Working Paper
Judgment and decision making research has typically not explicitly considered whether there are individual differences in overconfidence. In cases where correlations among individual measures are reported, the strength of associations tends to be modest. Despite this, the authors show that when analyzing measures of overconfidence from an individual differences perspective, there is substantial evidence for trait-level overconfidence—which we call ‘core overconfidence’—that is stable over both short and long-time periods. Further, overconfidence has primarily been studied in one of three forms: overestimation, overplacement, or overprecision.
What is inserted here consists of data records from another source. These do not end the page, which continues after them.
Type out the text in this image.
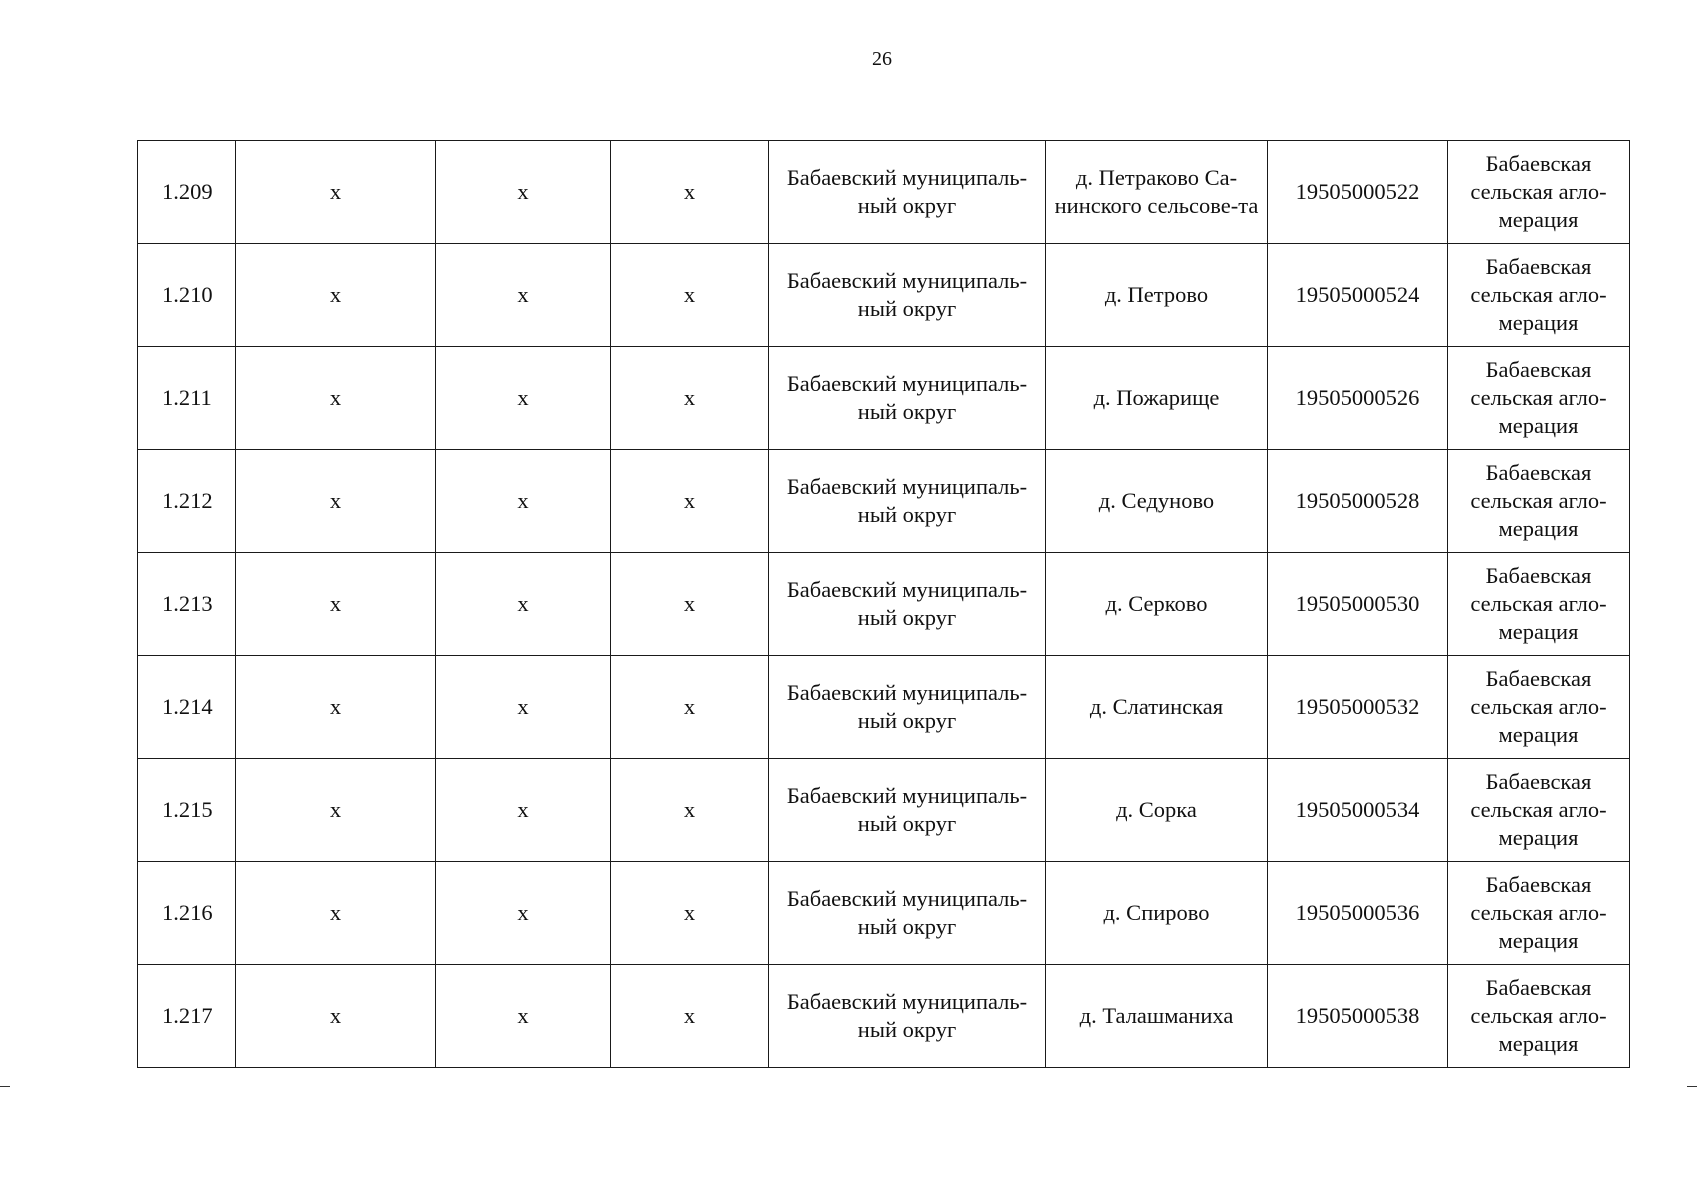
26
1.209	x	x	x	Бабаевский муниципаль-ный округ	д. Петраково Са-нинского сельсове-та	19505000522	Бабаевская сельская агло-мерация
1.210	x	x	x	Бабаевский муниципаль-ный округ	д. Петрово	19505000524	Бабаевская сельская агло-мерация
1.211	x	x	x	Бабаевский муниципаль-ный округ	д. Пожарище	19505000526	Бабаевская сельская агло-мерация
1.212	x	x	x	Бабаевский муниципаль-ный округ	д. Седуново	19505000528	Бабаевская сельская агло-мерация
1.213	x	x	x	Бабаевский муниципаль-ный округ	д. Серково	19505000530	Бабаевская сельская агло-мерация
1.214	x	x	x	Бабаевский муниципаль-ный округ	д. Слатинская	19505000532	Бабаевская сельская агло-мерация
1.215	x	x	x	Бабаевский муниципаль-ный округ	д. Сорка	19505000534	Бабаевская сельская агло-мерация
1.216	x	x	x	Бабаевский муниципаль-ный округ	д. Спирово	19505000536	Бабаевская сельская агло-мерация
1.217	x	x	x	Бабаевский муниципаль-ный округ	д. Талашманиха	19505000538	Бабаевская сельская агло-мерация
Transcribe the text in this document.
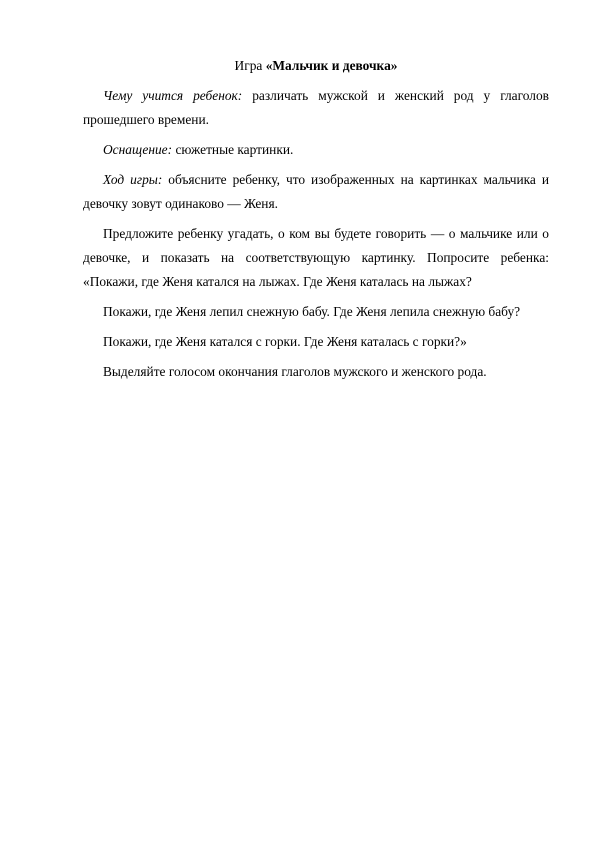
Игра «Мальчик и девочка»

Чему учится ребенок: различать мужской и женский род у глаголов прошедшего времени.

Оснащение: сюжетные картинки.

Ход игры: объясните ребенку, что изображенных на картинках мальчика и девочку зовут одинаково — Женя.

Предложите ребенку угадать, о ком вы будете говорить — о мальчике или о девочке, и показать на соответствующую картинку. Попросите ребенка: «Покажи, где Женя катался на лыжах. Где Женя каталась на лыжах?

Покажи, где Женя лепил снежную бабу. Где Женя лепила снежную бабу?

Покажи, где Женя катался с горки. Где Женя каталась с горки?»

Выделяйте голосом окончания глаголов мужского и женского рода.
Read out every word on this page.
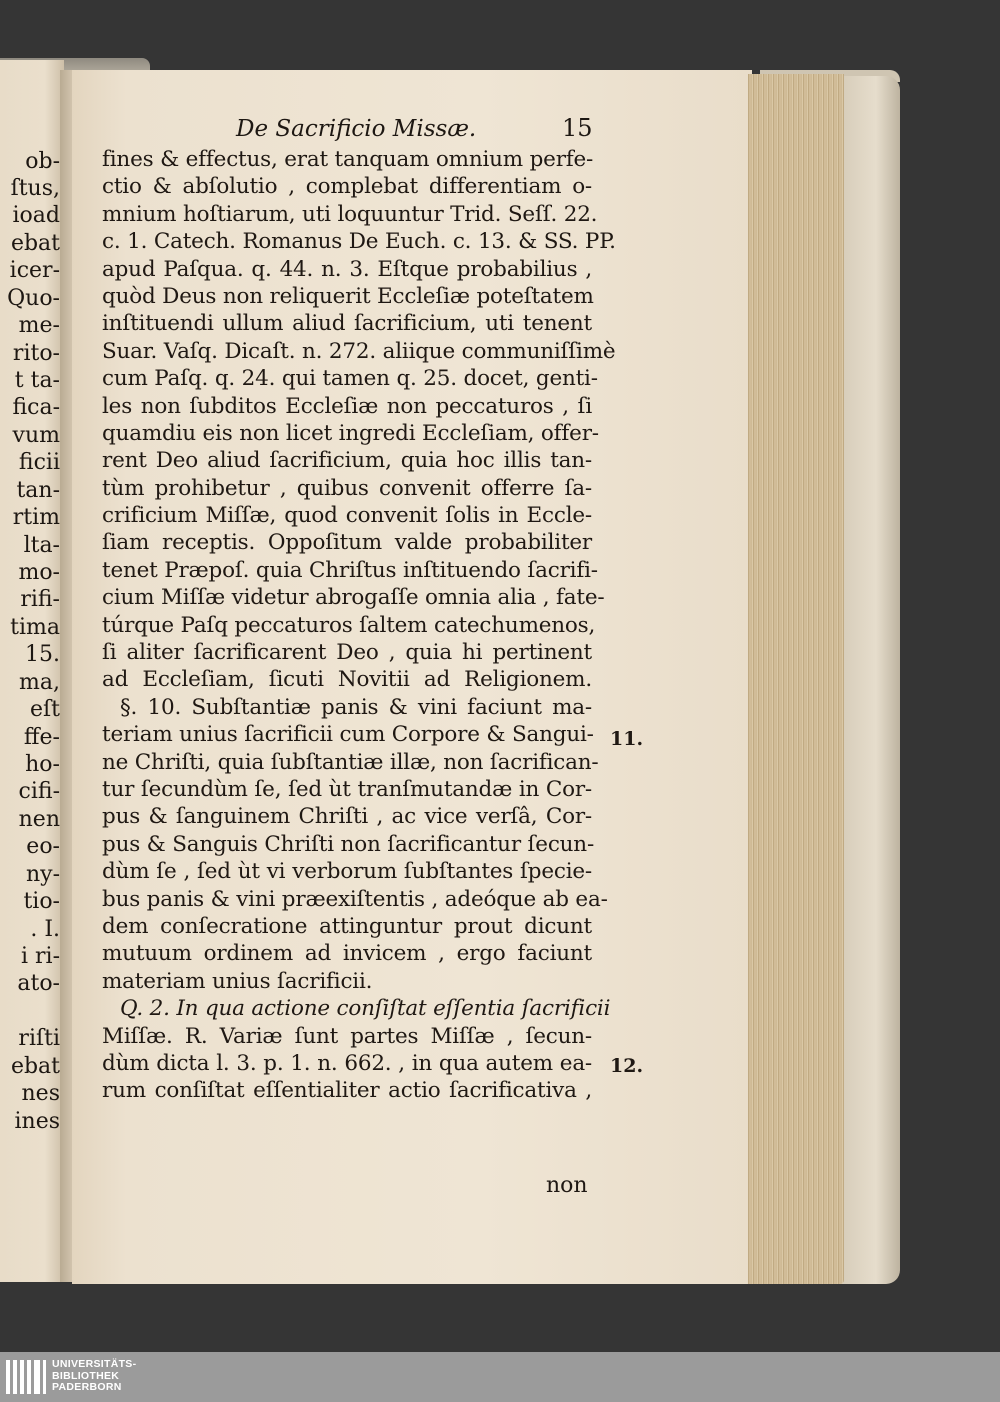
ob-
ſtus,
ioad
ebat
icer-
Quo-
me-
rito-
t ta-
fica-
vum
ficii
tan-
rtim
lta-
mo-
rifi-
tima
15.
ma,
eſt
ffe-
ho-
cifi-
nen
eo-
ny-
tio-
. I.
i ri-
ato-
riſti
ebat
nes
ines
De Sacrificio Missæ.	15
fines & effectus, erat tanquam omnium perfe-
ctio & abſolutio , complebat differentiam o-
mnium hoſtiarum, uti loquuntur Trid. Seſſ. 22.
c. 1. Catech. Romanus De Euch. c. 13. & SS. PP.
apud Paſqua. q. 44. n. 3. Eſtque probabilius ,
quòd Deus non reliquerit Eccleſiæ poteſtatem
inſtituendi ullum aliud ſacrificium, uti tenent
Suar. Vaſq. Dicaſt. n. 272. aliique communiſſimè
cum Paſq. q. 24. qui tamen q. 25. docet, genti-
les non ſubditos Eccleſiæ non peccaturos , ſi
quamdiu eis non licet ingredi Eccleſiam, offer-
rent Deo aliud ſacrificium, quia hoc illis tan-
tùm prohibetur , quibus convenit offerre ſa-
crificium Miſſæ, quod convenit ſolis in Eccle-
ſiam receptis. Oppoſitum valde probabiliter
tenet Præpoſ. quia Chriſtus inſtituendo ſacrifi-
cium Miſſæ videtur abrogaſſe omnia alia , fate-
túrque Paſq peccaturos ſaltem catechumenos,
ſi aliter ſacrificarent Deo , quia hi pertinent
ad Eccleſiam, ſicuti Novitii ad Religionem.
§. 10. Subſtantiæ panis & vini faciunt ma-
teriam unius ſacrificii cum Corpore & Sangui-
ne Chriſti, quia ſubſtantiæ illæ, non ſacrifican-
tur ſecundùm ſe, ſed ùt tranſmutandæ in Cor-
pus & ſanguinem Chriſti , ac vice verſâ, Cor-
pus & Sanguis Chriſti non ſacrificantur ſecun-
dùm ſe , ſed ùt vi verborum ſubſtantes ſpecie-
bus panis & vini præexiſtentis , adeóque ab ea-
dem conſecratione attinguntur prout dicunt
mutuum ordinem ad invicem , ergo faciunt
materiam unius ſacrificii.
Q. 2. In qua actione conſiſtat eſſentia ſacrificii
Miſſæ. R. Variæ ſunt partes Miſſæ , ſecun-
dùm dicta l. 3. p. 1. n. 662. , in qua autem ea-
rum conſiſtat eſſentialiter actio ſacrificativa ,
non
11.
12.
UNIVERSITÄTS-
BIBLIOTHEK
PADERBORN
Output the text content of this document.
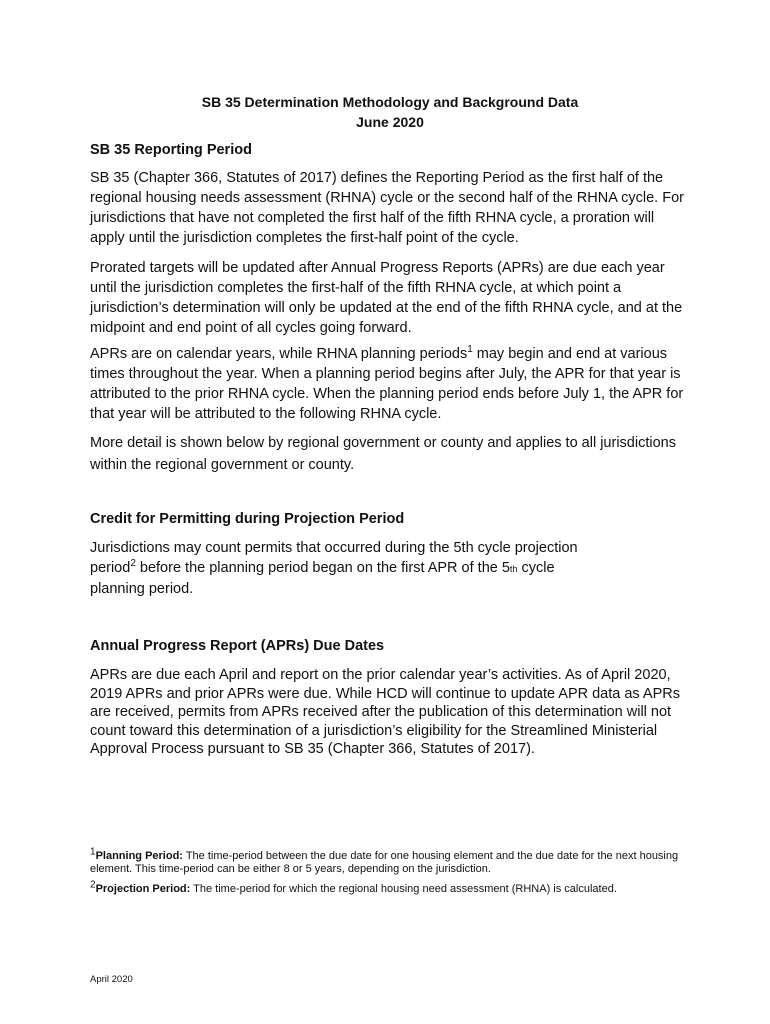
SB 35 Determination Methodology and Background Data
June 2020
SB 35 Reporting Period
SB 35 (Chapter 366, Statutes of 2017) defines the Reporting Period as the first half of the regional housing needs assessment (RHNA) cycle or the second half of the RHNA cycle. For jurisdictions that have not completed the first half of the fifth RHNA cycle, a proration will apply until the jurisdiction completes the first-half point of the cycle.
Prorated targets will be updated after Annual Progress Reports (APRs) are due each year until the jurisdiction completes the first-half of the fifth RHNA cycle, at which point a jurisdiction’s determination will only be updated at the end of the fifth RHNA cycle, and at the midpoint and end point of all cycles going forward.
APRs are on calendar years, while RHNA planning periods$^1$ may begin and end at various times throughout the year. When a planning period begins after July, the APR for that year is attributed to the prior RHNA cycle. When the planning period ends before July 1, the APR for that year will be attributed to the following RHNA cycle.
More detail is shown below by regional government or county and applies to all jurisdictions within the regional government or county.
Credit for Permitting during Projection Period
Jurisdictions may count permits that occurred during the 5th cycle projection
period$^2$ before the planning period began on the first APR of the 5th cycle
planning period.
Annual Progress Report (APRs) Due Dates
APRs are due each April and report on the prior calendar year’s activities. As of April 2020, 2019 APRs and prior APRs were due. While HCD will continue to update APR data as APRs are received, permits from APRs received after the publication of this determination will not count toward this determination of a jurisdiction’s eligibility for the Streamlined Ministerial Approval Process pursuant to SB 35 (Chapter 366, Statutes of 2017).
$^1$Planning Period: The time-period between the due date for one housing element and the due date for the next housing element. This time-period can be either 8 or 5 years, depending on the jurisdiction.
$^2$Projection Period: The time-period for which the regional housing need assessment (RHNA) is calculated.
April 2020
The authors find that measures across these forms are consistently related when each form is measured reliably. These results are shown to be robust over a broad array of design and analytical choices. The authors also find evidence that differences in both self-enhancement and reflective cognitive processes appear to contribute to this stability: a range of individual difference measures (e.g., narcissism, actively open-minded thinking) significantly correlate with core overconfidence, though these relationships are generally explained distinctly by either a relationship with confidence or accuracy.
In additional studies, the authors show that individual differences in overconfidence are robust when minimizing the correlations in accuracy across tasks, demonstrating that they are not specific to narrow self-views in a domain. Overall, by studying the same respondents’ behaviors across domains, forms, and time periods, the authors find strong evidence for stable, individual differences in overconfidence that are interpretable in terms of common motivated and cognitive processes.